「人とは違う車に乗りたい」金持ちをくすぐった
しかも、クアトロは量産車では世界初のフルタイム四輪駆動だった。レオーネは市街地の道路はFFで走り、悪路は四輪駆動にして走る。ところがクアトロはどこでも四輪駆動だ。
それまでのジープが農耕馬のような車だとしたら、クアトロはでこぼこ道や雪の道も疾走できるサラブレッドというイメージだったのである。
クアトロという新しい定義の車に真っ先に反応したのは欧米の富裕層だった。それまで富裕層が買う車といえば、ロールス・ロイス、ベントレー、メルセデスといった車か、もしくはフェラーリ、ポルシェ、ランボルギーニなどの高級スポーツカーだった。
ところがクアトロはそのどちらでもない、新しいジャンルの富裕層向け乗用車だった。ロールス・ロイスでもなく、フェラーリでもないという金持ちが「人とは違う車に乗りたい」と思った時の選択肢となったのである。
90年代のスキーブームで人気に火がつく
クアトロは話題となり、日本でも顧客を獲得した。
そこで富士重工自体は認めてはいないけれど、同社のマーケッターは「クアトロが欲しいけれど、手が届かない」という人々を狙えばいいと考えたのではないだろうか。
レオーネ4WDはFFと四輪駆動をレバーで替える方式だったのをフルタイムの4WDとして発売した。そして、狙い通り、営業成績も上がっていった。これまでは業務用しか売れなかったのが、アウトドア志向でゆとりのある層が買うようになったのである。
また、レオーネ4WDにとって追い風となったのはスキー人口の増加である。1982年に600万人だったスキー、スノーボード人口はピークの98年には1800万人にまで増加している。
苗場、赤倉といったおしゃれなスキーリゾートを目指す人間にとって、最大のあこがれはアウディのクアトロに乗って出かけていくことだったが、レオーネの四輪駆動はクアトロに次いで、スキーリゾートに似合う車だったのである。
この後、富士重工の車はレガシィ、インプレッサ、フォレスターなどと進化していくが、いくつかの車種にはフルタイムの四輪駆動が付加された。
同社の人間にとって、フルタイム四輪駆動は「水平対向エンジン」と並ぶ技術の成果にすぎない。
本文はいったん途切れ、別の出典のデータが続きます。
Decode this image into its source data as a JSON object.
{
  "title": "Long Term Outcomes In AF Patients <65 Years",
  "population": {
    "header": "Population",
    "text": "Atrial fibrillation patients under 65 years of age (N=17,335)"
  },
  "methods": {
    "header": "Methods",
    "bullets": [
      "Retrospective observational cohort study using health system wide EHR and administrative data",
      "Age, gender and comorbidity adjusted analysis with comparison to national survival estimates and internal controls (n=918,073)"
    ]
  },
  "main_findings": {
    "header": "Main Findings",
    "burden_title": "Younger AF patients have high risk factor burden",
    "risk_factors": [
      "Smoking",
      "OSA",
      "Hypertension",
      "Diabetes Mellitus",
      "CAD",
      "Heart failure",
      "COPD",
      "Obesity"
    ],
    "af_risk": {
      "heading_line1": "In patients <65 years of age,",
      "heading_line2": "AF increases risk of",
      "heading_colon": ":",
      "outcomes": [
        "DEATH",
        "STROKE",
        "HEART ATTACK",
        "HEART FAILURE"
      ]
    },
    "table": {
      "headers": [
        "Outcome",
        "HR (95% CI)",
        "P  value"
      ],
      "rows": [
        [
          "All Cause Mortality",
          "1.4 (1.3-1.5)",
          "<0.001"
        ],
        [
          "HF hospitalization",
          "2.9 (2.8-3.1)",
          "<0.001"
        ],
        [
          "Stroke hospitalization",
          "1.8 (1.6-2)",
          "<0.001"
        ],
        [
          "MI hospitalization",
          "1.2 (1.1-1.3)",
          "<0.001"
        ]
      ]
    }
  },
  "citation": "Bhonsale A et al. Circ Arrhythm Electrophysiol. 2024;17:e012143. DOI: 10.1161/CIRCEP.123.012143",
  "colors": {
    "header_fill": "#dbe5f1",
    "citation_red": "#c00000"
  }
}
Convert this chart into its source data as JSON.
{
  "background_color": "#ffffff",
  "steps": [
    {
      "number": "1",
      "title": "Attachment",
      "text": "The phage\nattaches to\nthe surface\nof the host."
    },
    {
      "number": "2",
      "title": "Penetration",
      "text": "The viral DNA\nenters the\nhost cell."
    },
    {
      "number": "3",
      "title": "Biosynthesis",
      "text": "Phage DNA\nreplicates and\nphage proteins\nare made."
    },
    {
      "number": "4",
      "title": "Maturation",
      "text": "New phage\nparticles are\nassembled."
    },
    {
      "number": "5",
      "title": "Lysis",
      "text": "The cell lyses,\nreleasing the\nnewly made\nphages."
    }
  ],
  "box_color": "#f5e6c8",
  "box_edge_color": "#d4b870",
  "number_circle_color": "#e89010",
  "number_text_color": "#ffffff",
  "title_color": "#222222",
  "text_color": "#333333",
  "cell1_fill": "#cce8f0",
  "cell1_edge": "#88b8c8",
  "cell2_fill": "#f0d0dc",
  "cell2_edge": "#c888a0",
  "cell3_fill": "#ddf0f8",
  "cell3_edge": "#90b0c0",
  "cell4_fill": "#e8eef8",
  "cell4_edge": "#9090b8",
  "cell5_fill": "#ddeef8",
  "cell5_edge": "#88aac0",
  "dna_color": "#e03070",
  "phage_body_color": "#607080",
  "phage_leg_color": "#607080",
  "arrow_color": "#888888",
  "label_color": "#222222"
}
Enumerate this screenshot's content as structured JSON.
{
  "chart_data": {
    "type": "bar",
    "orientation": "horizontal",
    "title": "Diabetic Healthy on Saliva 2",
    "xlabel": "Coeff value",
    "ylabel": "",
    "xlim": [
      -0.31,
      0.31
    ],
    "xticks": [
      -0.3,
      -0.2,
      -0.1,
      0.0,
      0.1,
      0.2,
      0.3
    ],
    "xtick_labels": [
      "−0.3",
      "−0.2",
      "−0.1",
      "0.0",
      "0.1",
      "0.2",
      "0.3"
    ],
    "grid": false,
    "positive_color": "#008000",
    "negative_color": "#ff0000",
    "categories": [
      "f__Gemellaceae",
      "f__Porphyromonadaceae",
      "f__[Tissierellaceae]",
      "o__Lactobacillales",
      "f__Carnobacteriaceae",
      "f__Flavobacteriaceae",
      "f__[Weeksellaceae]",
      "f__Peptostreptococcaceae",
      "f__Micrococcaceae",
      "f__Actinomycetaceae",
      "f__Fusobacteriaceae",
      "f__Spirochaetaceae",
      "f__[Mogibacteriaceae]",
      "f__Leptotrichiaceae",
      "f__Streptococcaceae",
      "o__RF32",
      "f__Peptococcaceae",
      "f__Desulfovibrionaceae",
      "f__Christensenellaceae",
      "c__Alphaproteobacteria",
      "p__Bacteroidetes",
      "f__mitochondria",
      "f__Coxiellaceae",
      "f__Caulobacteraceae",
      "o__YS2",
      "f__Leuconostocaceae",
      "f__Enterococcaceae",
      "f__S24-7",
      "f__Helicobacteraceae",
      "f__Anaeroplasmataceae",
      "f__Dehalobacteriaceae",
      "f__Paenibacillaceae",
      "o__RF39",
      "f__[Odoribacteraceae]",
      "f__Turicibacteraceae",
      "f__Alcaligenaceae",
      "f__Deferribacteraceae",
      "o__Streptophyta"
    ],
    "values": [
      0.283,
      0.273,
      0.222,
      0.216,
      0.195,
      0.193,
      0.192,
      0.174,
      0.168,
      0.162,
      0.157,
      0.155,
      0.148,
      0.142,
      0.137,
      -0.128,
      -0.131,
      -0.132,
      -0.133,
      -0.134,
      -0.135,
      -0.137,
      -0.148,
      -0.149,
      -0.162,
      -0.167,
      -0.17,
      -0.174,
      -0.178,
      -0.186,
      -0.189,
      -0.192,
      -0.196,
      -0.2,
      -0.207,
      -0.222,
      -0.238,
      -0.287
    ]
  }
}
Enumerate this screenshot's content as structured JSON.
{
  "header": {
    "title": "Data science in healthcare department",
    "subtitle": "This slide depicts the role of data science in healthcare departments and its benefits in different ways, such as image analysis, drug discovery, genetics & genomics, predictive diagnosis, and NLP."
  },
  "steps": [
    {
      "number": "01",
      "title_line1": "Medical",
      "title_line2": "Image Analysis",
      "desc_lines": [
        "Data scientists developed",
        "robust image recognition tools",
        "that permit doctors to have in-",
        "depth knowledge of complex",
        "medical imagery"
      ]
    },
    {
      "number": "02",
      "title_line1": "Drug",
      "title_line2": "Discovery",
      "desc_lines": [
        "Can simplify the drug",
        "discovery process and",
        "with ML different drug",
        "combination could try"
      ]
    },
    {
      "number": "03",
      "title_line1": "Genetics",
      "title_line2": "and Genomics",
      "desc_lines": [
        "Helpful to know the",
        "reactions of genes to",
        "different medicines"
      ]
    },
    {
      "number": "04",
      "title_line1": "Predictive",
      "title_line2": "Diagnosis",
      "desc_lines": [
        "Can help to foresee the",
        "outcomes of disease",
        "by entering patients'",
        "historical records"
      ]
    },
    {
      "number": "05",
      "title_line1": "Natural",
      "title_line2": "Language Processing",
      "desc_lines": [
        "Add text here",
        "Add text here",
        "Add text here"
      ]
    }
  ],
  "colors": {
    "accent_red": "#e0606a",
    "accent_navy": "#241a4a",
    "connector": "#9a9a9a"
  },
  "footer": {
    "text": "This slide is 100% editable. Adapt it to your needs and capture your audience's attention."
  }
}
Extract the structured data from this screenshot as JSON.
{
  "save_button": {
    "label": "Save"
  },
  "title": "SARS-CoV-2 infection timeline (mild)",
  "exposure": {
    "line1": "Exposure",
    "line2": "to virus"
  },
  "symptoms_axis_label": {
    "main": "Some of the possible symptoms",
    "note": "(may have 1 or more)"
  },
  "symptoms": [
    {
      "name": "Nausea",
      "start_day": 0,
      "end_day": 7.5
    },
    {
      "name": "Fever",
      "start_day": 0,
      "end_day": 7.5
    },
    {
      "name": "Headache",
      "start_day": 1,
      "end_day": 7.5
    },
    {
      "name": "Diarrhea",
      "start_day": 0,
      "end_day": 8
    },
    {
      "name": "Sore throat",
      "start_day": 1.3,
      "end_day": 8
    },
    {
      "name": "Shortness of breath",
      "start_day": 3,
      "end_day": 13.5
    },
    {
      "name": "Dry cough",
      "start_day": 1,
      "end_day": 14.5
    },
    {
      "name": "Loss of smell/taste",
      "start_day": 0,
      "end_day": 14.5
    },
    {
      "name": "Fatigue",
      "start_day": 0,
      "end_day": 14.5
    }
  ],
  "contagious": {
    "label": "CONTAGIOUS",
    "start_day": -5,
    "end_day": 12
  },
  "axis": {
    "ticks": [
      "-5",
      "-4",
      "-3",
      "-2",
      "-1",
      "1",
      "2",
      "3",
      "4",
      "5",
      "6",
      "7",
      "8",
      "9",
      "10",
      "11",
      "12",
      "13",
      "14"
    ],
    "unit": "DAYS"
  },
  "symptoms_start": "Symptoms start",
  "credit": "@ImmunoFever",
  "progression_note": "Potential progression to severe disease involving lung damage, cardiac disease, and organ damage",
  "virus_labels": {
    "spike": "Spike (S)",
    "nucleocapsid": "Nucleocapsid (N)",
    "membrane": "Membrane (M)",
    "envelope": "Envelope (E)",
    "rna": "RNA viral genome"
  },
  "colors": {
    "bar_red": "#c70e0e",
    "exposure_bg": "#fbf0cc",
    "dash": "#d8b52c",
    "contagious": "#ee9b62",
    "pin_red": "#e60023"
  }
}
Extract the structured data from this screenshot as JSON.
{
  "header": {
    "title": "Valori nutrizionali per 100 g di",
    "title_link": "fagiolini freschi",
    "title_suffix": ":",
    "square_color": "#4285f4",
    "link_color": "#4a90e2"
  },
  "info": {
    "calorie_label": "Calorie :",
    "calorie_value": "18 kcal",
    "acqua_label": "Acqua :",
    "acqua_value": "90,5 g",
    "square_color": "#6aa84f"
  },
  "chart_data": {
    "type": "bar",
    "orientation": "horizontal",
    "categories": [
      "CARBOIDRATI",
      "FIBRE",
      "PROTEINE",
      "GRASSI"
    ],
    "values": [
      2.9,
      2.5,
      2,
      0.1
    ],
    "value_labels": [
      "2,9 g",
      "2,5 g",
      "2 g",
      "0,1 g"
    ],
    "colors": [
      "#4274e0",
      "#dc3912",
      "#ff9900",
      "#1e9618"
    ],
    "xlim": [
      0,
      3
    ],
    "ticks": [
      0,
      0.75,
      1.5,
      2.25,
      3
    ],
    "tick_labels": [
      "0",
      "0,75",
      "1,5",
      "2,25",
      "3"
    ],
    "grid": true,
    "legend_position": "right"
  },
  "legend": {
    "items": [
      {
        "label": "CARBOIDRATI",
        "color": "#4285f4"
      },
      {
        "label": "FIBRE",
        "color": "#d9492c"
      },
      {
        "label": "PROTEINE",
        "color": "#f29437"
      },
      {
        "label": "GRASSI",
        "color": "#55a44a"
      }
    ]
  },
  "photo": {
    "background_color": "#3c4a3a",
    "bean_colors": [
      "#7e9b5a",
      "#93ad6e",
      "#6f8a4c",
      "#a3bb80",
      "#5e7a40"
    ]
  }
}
だが、一般のユーザーにとっては、水平対向エンジンよりも、フルタイム四輪駆動がスバルにおける魅力的な個性だった。今では同業他社も四輪駆動の車を出しているが、86年当時はアウディと富士重工くらいしか選択肢がなかった。
幸運なことにレオーネの四駆はアウディのイメージに引っ張られて売れていった。
そして、クアトロ以降、現在に至るまである種のユーザーの好みは乗用車からSUV(スポーツ用多目的車)、それも四輪駆動車へとシフトしていると言っていい。